Why does Silva love sailing as much as he does? He describes it as a sport where “every little detail counts.” Paying attention is critical. And because he’s so focused on what he doing, it takes him away from the thoughts and worries of everyday life.
“You don’t have an engine; you don’t have the noise,” Silva explains. “It is just you, trying to take the best advantage of the wind that you have and the conditions that you have and to make the best of it. And it’s exciting, it’s enjoyable; you’re out in the fresh air.”
Paying It Forward
Now Silva is able to take what he learned from his father and pass it on to his two children, which is something he says he cherishes.
About three years ago when his son turned 10, Silva bought him a small boat and they joined a club where adolescents raced. A year later, when his daughter turned 8, she joined as well. Now they’re all part of the team, and they sail every Sunday as part of the organized race clubs in California.
“We go along the California coast from Long Beach to San Francisco in events during the year,” Silva says. “All along the coast there are these organized competitions in which kids compete. I’ve become a member of the race committee to be part of the judging. It’s just something we enjoy as a family.”
He recalls a time about a year ago when he and his son, Nicholas, flew up to San Francisco to compete.
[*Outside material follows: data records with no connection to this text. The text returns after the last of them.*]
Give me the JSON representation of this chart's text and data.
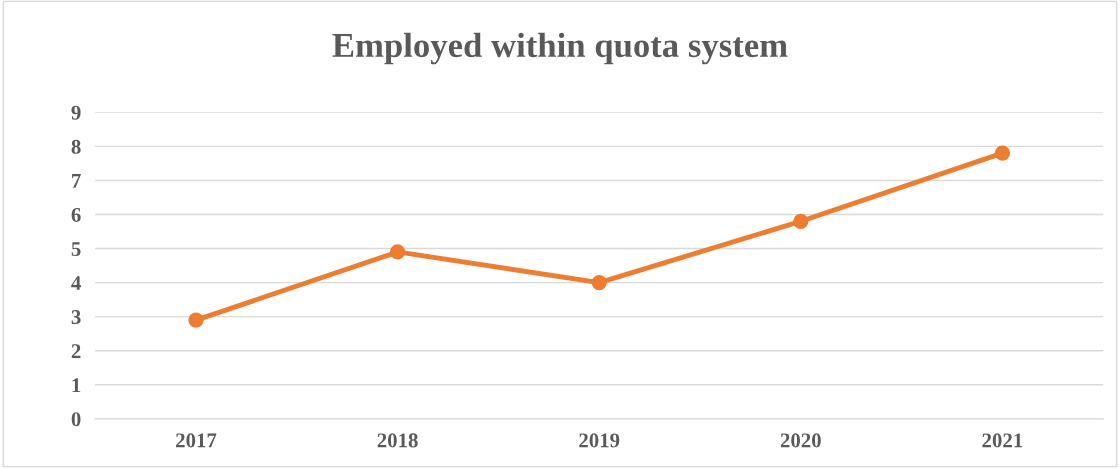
{
  "chart_data": {
    "type": "line",
    "title": "Employed within quota system",
    "categories": [
      "2017",
      "2018",
      "2019",
      "2020",
      "2021"
    ],
    "series": [
      {
        "color": "#ed7d31",
        "values": [
          2.9,
          4.9,
          4.0,
          5.8,
          7.8
        ]
      }
    ],
    "ylim": [
      0,
      9
    ],
    "yticks": [
      0,
      1,
      2,
      3,
      4,
      5,
      6,
      7,
      8,
      9
    ],
    "grid": "y",
    "marker": "circle",
    "line_style": "solid",
    "legend": false
  }
}
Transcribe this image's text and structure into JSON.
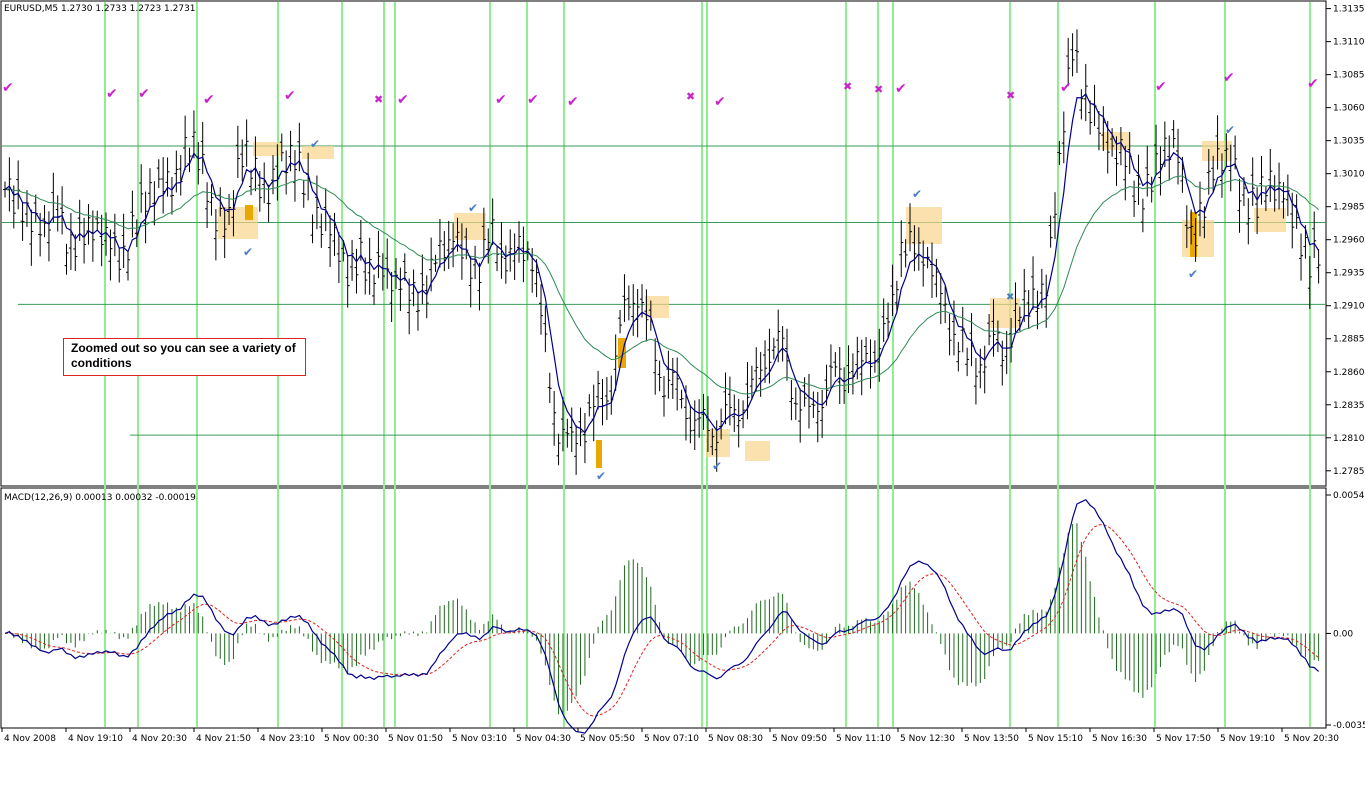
{
  "chart_data": [
    {
      "type": "candlestick",
      "header": "EURUSD,M5  1.2730 1.2733 1.2723 1.2731",
      "ylim": [
        1.2775,
        1.314
      ],
      "y_ticks": [
        "1.3135",
        "1.3110",
        "1.3085",
        "1.3060",
        "1.3035",
        "1.3010",
        "1.2985",
        "1.2960",
        "1.2935",
        "1.2910",
        "1.2885",
        "1.2860",
        "1.2835",
        "1.2810",
        "1.2785"
      ],
      "x_ticks": [
        "4 Nov 2008",
        "4 Nov 19:10",
        "4 Nov 20:30",
        "4 Nov 21:50",
        "4 Nov 23:10",
        "5 Nov 00:30",
        "5 Nov 01:50",
        "5 Nov 03:10",
        "5 Nov 04:30",
        "5 Nov 05:50",
        "5 Nov 07:10",
        "5 Nov 08:30",
        "5 Nov 09:50",
        "5 Nov 11:10",
        "5 Nov 12:30",
        "5 Nov 13:50",
        "5 Nov 15:10",
        "5 Nov 16:30",
        "5 Nov 17:50",
        "5 Nov 19:10",
        "5 Nov 20:30"
      ],
      "annotation": "Zoomed out so you can see a variety of conditions",
      "horizontal_levels": [
        1.3031,
        1.2973,
        1.2911,
        1.2812
      ],
      "close_series": [
        1.299,
        1.2998,
        1.2975,
        1.2968,
        1.2972,
        1.2966,
        1.2965,
        1.2963,
        1.2953,
        1.2958,
        1.2972,
        1.299,
        1.3002,
        1.3015,
        1.3028,
        1.301,
        1.2978,
        1.2983,
        1.3018,
        1.3008,
        1.3003,
        1.302,
        1.3015,
        1.2995,
        1.2982,
        1.2958,
        1.2928,
        1.295,
        1.2945,
        1.2922,
        1.2928,
        1.2922,
        1.2928,
        1.294,
        1.2968,
        1.2948,
        1.294,
        1.2955,
        1.295,
        1.2958,
        1.2945,
        1.287,
        1.2823,
        1.2808,
        1.2812,
        1.2836,
        1.2858,
        1.2905,
        1.2912,
        1.2888,
        1.286,
        1.2842,
        1.2818,
        1.2826,
        1.2822,
        1.2818,
        1.2835,
        1.2862,
        1.2878,
        1.287,
        1.2842,
        1.2835,
        1.2838,
        1.285,
        1.2868,
        1.287,
        1.2868,
        1.2888,
        1.2968,
        1.295,
        1.2942,
        1.2915,
        1.2898,
        1.2868,
        1.2858,
        1.289,
        1.2885,
        1.2898,
        1.2915,
        1.2925,
        1.3028,
        1.3092,
        1.307,
        1.3052,
        1.3028,
        1.3012,
        1.2998,
        1.301,
        1.3028,
        1.3018,
        1.2968,
        1.299,
        1.3015,
        1.302,
        1.2998,
        1.2988,
        1.2995,
        1.3,
        1.2975,
        1.294
      ],
      "fast_ma_color": "#00008b",
      "slow_ma_color": "#2e8b57",
      "vertical_line_color": "#90ee90",
      "zone_color": "#f9d48b",
      "buy_mark_color": "#4a7ec2",
      "signal_mark_color": "#cc22cc"
    },
    {
      "type": "macd",
      "header": "MACD(12,26,9) 0.00013 0.00032 -0.00019",
      "ylim": [
        -0.0035,
        0.0054
      ],
      "y_ticks": [
        "0.0054",
        "0.00",
        "-0.0035"
      ],
      "macd_line_color": "#00008b",
      "signal_line_color": "#dd2222",
      "histogram_color": "#1e6b1e"
    }
  ]
}
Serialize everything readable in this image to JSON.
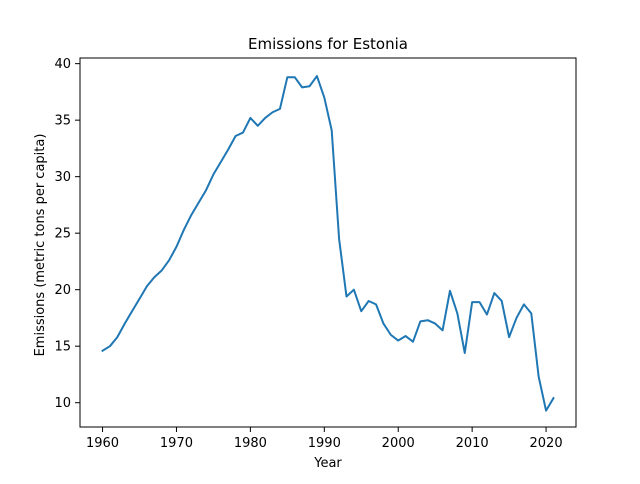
{
  "chart_data": {
    "type": "line",
    "title": "Emissions for Estonia",
    "xlabel": "Year",
    "ylabel": "Emissions (metric tons per capita)",
    "xlim": [
      1956.95,
      2024.05
    ],
    "ylim": [
      7.85,
      40.5
    ],
    "xticks": [
      1960,
      1970,
      1980,
      1990,
      2000,
      2010,
      2020
    ],
    "yticks": [
      10,
      15,
      20,
      25,
      30,
      35,
      40
    ],
    "grid": false,
    "line_color": "#1f77b4",
    "series": [
      {
        "x": [
          1960,
          1961,
          1962,
          1963,
          1964,
          1965,
          1966,
          1967,
          1968,
          1969,
          1970,
          1971,
          1972,
          1973,
          1974,
          1975,
          1976,
          1977,
          1978,
          1979,
          1980,
          1981,
          1982,
          1983,
          1984,
          1985,
          1986,
          1987,
          1988,
          1989,
          1990,
          1991,
          1992,
          1993,
          1994,
          1995,
          1996,
          1997,
          1998,
          1999,
          2000,
          2001,
          2002,
          2003,
          2004,
          2005,
          2006,
          2007,
          2008,
          2009,
          2010,
          2011,
          2012,
          2013,
          2014,
          2015,
          2016,
          2017,
          2018,
          2019,
          2020,
          2021
        ],
        "values": [
          14.6,
          15.0,
          15.8,
          17.0,
          18.1,
          19.2,
          20.3,
          21.1,
          21.7,
          22.6,
          23.8,
          25.3,
          26.6,
          27.7,
          28.8,
          30.2,
          31.3,
          32.4,
          33.6,
          33.9,
          35.2,
          34.5,
          35.2,
          35.7,
          36.0,
          38.8,
          38.8,
          37.9,
          38.0,
          38.9,
          37.0,
          34.1,
          24.5,
          19.4,
          20.0,
          18.1,
          19.0,
          18.7,
          17.0,
          16.0,
          15.5,
          15.9,
          15.4,
          17.2,
          17.3,
          17.0,
          16.4,
          19.9,
          17.9,
          14.4,
          18.9,
          18.9,
          17.8,
          19.7,
          19.0,
          15.8,
          17.5,
          18.7,
          17.9,
          12.3,
          9.3,
          10.4
        ]
      }
    ]
  }
}
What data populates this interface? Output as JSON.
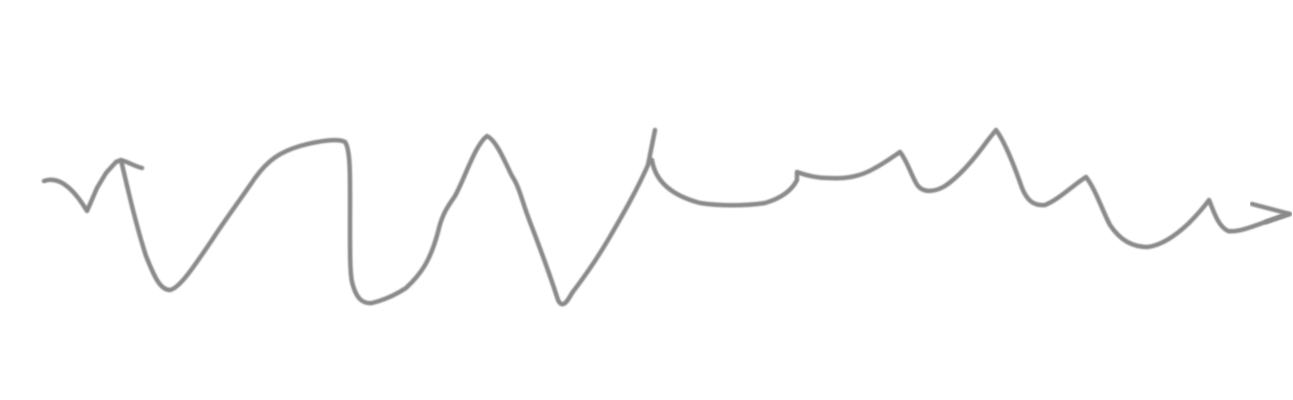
{
  "drawing": {
    "stroke_color": "#8a8a8a",
    "background_color": "#ffffff"
  }
}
Silva was sitting with the other parents, watching, when he saw his son deviate direction from what the others were doing. He was horrified.
“Why did he make that decision,” said aloud to the other parents. But it turned out his son made the correct decision and wound up winning the race—his first victory.
“I learned a lesson that day,” Silva recalls. “I need to start learning to trust their judgment. And he definitely made the right call that day.”
Silva loves that he works for a non-profit organization, in that the institute will take care of children without regard for their ability to pay. He says that’s important.
“It’s extremely rewarding to be able to see a patient that comes to us, and you can tell that they are scared,” he says. “They know that they have a bad injury. They know that they can’t pay for it. And they have been rejected from many other hospitals, so we’re kind of like their last resort.”
Being able to tell these children that they’re going to be fine, and that they’re going to receive all the care they need, is a wonderful feeling, Silva explains.
“That capacity to be able to help kids who otherwise would have no place else to go, is probably one of the most fulfilling parts of my career.”